It’s not every day that a bus ride to work inspires me to write a blog post about God.
The bus was almost full but I managed to get a seat in the back of the vehicle.
In the glass in front of the seats before me I could see the mirrored face of a teenage girl. She had little brooms as earrings, a Hogwarts backpack and was wearing a silver necklace with the symbol of the Deathly Hallows.
I think she identified as a Ravenclaw but I’m not 100% sure.
I was getting my daily dose of mild laughs browsing /r/UnethicalLifeProTips when the girl pulled out her diary, apparently to check her latest notes. She didn’t even try to conceal it. On the very first page she had written “GOD IS DEAD!!!” in red marker letters.

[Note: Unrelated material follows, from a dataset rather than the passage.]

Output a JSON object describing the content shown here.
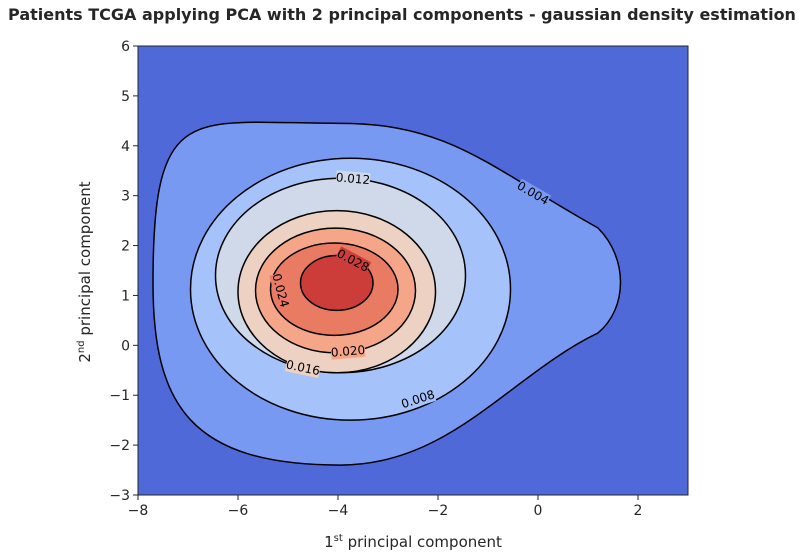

Since the only thing missing to convince me of her being a sorceress was a rosewood wand, I couldn’t help myself but think of one of the last scenes in the last Harry Potter book (from the original series of seven books, namely “Harry Potter and the Deathly Hallows”, published in 2007).
Harry dies – or so it seems – and arrives at an odd place where Prof. Dumbledore, who actually died earlier, is waiting for him. He explains to Harry that he has a choice to make. He can go further or he can go back.
The question that I couldn’t get out of my head for the remainder of my bus ride was a simple one: Is there a God in the Harry Potter universe?
When I read the novels around the time when they were published, I thought that magic itself stood for the spark of God in some way. But now I’m wagering that the Deathly Hallows, the infamous and potentially dangerous heirlooms sought by many wizards for centuries, are indeed a symbol for another holy trinity, a dark, materialistic abstraction of the Christian Holy Trinity.
The father, the son and the Holy Spirit – in the Harry Potter universe they become The Elder Wand, The Resurrection Stone and The Invisibility Cloak.
Tangible objects instead of ethereal meta terminology.
Nietzsche wrote: “God is dead. God remains dead. And we have killed him. How shall we comfort ourselves, the murderers of all murderers? What was holiest and mightiest of all that the world has yet owned has bled to death under our knives: who will wipe this blood off us? […]”
Our moral compass seems to be malfunctioning and there seems to be a deep-rooted hatred in much of the popular contemporary literature, a loathing of conservative values, and maybe even a wilful destruction of belief and trust and innocence.